Prior evaluations of Maryland’s program have been limited by short follow-up periods and a failure to isolate payment changes from other influences. Those other studies also focused on urban and suburban hospitals, which have different economic incentives than rural hospitals due to competition from other local hospitals. With Commonwealth Fund support, researchers led by Eric Roberts of the University of Pittsburgh and Ateev Mehrotra, M.D., of Harvard Medical School compared changes in service utilization and spending among Medicare beneficiaries at the rural hospitals participating in the global budget program to changes in a within-state control group.
By 2013 — three years into the program — no significant changes were seen in care use or price-standardized hospital spending for Medicare beneficiaries in the participating rural hospitals compared with the control group. Acute hospital stays and return visits to the hospital after 30 days changed by similar amounts in areas served by the participating rural hospitals and the control group without exposure to global budgets.
The Big Picture
The implementation of the global budget program in Maryland’s rural hospitals was not associated with reductions in hospital use, despite policymakers’ hopes and expectations.
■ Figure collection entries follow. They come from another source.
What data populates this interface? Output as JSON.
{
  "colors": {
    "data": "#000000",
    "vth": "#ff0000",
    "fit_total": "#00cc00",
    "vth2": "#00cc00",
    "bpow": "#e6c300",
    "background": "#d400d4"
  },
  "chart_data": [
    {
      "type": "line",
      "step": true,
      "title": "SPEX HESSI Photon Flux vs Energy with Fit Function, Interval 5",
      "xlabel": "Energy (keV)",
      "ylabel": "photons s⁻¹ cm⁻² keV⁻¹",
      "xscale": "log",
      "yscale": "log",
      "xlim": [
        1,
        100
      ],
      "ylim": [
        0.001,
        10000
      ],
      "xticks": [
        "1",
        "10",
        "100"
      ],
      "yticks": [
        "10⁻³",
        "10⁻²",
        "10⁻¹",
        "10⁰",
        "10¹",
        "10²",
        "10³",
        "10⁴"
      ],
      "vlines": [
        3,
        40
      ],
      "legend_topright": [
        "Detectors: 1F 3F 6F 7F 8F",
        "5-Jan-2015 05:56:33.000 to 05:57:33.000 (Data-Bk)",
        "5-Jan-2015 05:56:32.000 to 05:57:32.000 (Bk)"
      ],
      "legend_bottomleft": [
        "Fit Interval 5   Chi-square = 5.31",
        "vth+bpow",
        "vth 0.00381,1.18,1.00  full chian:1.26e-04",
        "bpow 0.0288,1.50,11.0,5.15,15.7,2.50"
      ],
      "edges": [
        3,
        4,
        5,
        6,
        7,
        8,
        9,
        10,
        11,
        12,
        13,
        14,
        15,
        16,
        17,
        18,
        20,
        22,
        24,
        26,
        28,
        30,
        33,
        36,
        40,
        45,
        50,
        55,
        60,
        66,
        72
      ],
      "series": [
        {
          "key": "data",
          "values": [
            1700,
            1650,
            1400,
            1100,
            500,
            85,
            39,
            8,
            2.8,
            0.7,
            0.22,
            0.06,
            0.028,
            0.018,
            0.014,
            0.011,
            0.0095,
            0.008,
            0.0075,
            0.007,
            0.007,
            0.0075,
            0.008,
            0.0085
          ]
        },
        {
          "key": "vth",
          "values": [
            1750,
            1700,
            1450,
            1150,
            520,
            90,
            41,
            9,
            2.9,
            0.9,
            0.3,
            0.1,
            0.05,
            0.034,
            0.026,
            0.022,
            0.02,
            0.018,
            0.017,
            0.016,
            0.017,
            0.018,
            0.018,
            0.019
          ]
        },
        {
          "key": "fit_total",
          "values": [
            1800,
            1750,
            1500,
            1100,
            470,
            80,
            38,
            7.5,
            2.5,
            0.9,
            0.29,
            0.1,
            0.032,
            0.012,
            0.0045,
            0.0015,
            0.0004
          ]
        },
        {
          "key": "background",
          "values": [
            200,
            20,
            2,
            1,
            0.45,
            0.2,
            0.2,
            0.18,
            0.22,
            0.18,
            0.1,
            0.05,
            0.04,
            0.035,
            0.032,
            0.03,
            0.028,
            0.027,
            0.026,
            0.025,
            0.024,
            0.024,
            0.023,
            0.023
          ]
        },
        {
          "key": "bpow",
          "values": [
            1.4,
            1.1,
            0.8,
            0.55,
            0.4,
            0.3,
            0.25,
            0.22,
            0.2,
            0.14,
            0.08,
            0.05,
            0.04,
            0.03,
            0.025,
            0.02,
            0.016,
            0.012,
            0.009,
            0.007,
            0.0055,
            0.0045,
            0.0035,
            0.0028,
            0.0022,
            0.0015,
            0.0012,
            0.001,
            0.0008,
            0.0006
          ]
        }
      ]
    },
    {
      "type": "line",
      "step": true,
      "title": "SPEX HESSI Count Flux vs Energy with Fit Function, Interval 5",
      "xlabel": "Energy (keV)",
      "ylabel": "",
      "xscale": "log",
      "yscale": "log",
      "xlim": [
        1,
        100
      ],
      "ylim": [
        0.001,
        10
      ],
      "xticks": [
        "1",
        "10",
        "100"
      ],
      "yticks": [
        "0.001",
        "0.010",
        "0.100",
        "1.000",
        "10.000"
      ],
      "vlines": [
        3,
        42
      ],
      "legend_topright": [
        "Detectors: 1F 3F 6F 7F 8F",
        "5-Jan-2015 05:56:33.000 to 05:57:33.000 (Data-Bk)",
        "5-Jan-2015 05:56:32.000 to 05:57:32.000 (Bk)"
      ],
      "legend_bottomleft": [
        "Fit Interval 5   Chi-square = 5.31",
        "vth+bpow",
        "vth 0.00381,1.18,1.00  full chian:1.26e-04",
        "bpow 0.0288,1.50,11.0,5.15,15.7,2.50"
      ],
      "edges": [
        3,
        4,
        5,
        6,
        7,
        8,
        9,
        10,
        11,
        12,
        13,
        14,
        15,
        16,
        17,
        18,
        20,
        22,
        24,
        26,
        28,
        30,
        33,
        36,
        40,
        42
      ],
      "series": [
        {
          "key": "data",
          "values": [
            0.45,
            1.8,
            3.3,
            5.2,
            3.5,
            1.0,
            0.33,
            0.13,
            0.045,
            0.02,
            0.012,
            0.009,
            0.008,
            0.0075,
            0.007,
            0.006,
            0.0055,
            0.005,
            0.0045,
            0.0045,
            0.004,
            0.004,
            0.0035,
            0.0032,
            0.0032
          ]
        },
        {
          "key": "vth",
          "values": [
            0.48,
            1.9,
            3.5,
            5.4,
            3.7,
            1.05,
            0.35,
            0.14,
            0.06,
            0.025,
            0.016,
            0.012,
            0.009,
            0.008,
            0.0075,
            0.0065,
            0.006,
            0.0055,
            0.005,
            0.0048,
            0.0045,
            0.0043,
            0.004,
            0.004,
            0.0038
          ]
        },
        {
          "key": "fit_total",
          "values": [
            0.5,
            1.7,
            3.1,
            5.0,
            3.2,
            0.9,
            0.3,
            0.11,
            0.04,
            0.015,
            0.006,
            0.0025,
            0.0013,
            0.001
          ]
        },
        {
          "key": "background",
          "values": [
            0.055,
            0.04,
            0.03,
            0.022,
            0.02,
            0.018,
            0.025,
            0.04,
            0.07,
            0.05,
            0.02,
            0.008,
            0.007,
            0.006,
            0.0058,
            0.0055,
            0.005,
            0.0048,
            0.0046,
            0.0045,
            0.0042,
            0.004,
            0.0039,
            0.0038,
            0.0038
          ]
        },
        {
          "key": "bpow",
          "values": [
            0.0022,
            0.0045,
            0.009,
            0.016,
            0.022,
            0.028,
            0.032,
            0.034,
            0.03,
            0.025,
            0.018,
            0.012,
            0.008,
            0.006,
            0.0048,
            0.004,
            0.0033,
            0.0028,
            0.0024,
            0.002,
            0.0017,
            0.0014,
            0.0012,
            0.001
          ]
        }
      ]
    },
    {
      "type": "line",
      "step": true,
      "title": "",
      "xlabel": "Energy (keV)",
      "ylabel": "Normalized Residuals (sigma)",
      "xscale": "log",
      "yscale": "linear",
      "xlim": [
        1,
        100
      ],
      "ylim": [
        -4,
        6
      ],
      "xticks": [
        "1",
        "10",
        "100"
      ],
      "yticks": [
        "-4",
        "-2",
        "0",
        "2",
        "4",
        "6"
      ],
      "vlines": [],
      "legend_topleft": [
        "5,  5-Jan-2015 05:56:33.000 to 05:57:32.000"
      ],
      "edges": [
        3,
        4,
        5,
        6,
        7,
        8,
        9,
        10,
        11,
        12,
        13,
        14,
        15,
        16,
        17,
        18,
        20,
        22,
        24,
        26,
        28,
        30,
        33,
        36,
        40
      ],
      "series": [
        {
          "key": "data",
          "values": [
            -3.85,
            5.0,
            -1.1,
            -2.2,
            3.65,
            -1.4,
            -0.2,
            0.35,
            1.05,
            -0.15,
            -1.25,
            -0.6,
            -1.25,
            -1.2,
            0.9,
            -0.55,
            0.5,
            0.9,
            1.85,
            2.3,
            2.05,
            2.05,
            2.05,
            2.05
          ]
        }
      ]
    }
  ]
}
One reason, the researchers say, is that while the program set global budgets for hospital care, it did not include services provided outside the hospitals or payments to physicians. In other payment models currently being tested and implemented — such as those for accountable care organizations — budgets cover total spending and physician groups assume financial risk and reward. Maryland’s global budget may not have provided sufficient incentives for physicians to reduce hospital use, the authors conclude. It could also be that it will take more than three years for positive changes to emerge.
In 2017, Maryland implemented a program to encourage hospitals to coordinate and manage care for chronically ill patients. There are also plans to establish spending benchmarks for the total costs of care and to align the financial incentives of hospitals and physicians.
About the Study
The researchers analyzed enrollment and claims data for fee-for-service Medicare beneficiaries in Maryland from 2007 to 2013 at seven of eight rural hospitals that were placed under the global budget in July 2010. The authors compared trends in hospital use and spending for these patients with trends in a control group of rural hospitals that did not participate in the 2010 global budget program.
The Bottom Line
A global budget program implemented in Maryland in 2010 in rural hospitals had no impact on hospital use, compared with a control group of within-state hospitals. When designing payment models, policymakers should consider the incentives for both hospitals and physicians.